Part 3 is made up of a listing of the “Independent Presses” in the U.S. New World Library is included there and as with the other listings, there’s a description of subjects they’re looking for, their website, and the names of the Editorial Director. And look there’s Jason Gardner, Executive Editor, to whom I actually sent a book proposal in the past. And yes, I got a very nice response but alas, no contract. That was for Writing Life which is doing well as a self-published book for my mentoring program.
University Presses (US) have a separate section and Part 5 is a listing of Canadian Book Publishers. Greg Ioannou, President of Colborne Communications in Toronto, has written the introduction. As he points out, “Publishers are less frustrated by poor writing than they are by poorly executed submissions.”

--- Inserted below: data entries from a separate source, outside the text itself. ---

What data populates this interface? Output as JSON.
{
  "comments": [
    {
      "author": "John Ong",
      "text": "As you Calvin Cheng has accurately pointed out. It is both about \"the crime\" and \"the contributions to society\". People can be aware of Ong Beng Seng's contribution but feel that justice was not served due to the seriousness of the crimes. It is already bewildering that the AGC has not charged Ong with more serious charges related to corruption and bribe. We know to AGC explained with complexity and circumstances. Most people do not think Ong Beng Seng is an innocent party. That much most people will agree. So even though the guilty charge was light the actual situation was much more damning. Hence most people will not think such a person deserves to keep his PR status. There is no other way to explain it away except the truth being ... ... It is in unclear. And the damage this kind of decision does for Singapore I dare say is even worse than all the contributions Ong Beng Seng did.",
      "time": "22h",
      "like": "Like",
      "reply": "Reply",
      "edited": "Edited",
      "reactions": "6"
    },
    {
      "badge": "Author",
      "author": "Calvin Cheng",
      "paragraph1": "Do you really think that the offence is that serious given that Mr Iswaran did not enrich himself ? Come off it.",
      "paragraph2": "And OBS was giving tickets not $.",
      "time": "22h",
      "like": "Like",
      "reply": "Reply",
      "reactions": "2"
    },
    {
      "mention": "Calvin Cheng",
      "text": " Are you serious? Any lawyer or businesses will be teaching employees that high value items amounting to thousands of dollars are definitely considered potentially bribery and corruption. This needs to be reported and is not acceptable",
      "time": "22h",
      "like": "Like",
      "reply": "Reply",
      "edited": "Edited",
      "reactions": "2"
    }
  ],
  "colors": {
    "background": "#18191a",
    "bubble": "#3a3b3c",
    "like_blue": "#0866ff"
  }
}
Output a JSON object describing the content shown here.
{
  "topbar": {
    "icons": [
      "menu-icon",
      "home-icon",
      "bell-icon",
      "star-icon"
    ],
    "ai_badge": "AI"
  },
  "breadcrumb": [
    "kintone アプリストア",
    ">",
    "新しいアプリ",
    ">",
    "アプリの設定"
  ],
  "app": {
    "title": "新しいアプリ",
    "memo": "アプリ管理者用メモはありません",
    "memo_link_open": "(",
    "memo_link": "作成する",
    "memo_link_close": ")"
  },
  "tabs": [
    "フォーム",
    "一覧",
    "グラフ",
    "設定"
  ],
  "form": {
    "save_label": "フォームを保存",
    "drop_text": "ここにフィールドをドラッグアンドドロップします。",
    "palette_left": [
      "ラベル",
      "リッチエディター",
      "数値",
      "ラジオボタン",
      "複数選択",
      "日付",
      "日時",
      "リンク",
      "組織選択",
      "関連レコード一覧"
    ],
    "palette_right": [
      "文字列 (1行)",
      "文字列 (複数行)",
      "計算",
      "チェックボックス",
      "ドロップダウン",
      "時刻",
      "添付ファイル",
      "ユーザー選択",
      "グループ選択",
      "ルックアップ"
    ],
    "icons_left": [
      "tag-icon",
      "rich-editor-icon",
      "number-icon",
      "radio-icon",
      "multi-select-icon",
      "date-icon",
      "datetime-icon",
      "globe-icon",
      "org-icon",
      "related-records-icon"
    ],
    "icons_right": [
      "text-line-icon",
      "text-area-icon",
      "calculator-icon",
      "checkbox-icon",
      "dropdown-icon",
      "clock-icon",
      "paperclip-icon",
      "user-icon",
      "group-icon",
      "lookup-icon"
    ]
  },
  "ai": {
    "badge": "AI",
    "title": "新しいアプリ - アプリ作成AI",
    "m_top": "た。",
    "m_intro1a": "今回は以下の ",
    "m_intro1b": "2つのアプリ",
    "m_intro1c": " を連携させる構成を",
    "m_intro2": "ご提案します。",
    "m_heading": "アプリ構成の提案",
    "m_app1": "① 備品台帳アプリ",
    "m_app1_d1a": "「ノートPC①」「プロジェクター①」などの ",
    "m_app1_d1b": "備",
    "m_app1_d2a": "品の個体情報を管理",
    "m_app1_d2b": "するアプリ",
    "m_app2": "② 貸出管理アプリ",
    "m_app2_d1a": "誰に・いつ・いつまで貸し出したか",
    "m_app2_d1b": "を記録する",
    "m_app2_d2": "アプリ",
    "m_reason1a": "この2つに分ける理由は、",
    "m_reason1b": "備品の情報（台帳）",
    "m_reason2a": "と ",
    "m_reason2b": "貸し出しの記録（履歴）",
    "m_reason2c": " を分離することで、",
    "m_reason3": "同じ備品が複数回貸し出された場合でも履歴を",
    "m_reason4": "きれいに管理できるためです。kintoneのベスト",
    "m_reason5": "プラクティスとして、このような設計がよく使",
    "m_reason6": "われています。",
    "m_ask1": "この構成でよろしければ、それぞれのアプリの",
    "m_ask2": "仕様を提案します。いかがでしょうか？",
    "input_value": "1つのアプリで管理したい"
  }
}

Our West Coast publishers are among the listings such as Arsenal Pulp Press, Harbour Publishing, Heritage House Publishing, New Society Publishers, Oolichan Books, Orca Book Publishers and Ronsdale Press. There are Canadian publishers not listed here so best to have a look at Canadian books you’re reading and see who the publisher is if you’re hunting for possibilities. And attend readings to learn more about what’s being published and who’s doing the publishing. This is a good way to find out about the various poetry presses for instance.
The section on Literary Agents is a detailed one including the kinds of work they represent, how they want writers to pitch to them, how they became literary agents and various other answers to posed questions that give their opinions on publishing and reveal what they like to do on their own time.
As for Canadian literary agents, you can find a list of them through the Writers Union of Canada.
Part 7 is a listing of “Independent Editors.” These are people who are qualified to help improve your book proposal and/or manuscript. Many writers take this step first before finding an agent.
A Glossary ends the book. Wouldn’t we writers like to add “advance,” “author tour,” and “bestseller” to our personal glossary? As I’ve had a book of poetry published (Fishing for Mermaids by Leaf Press, 2014), I can add “book contract” and “royalty” to mine.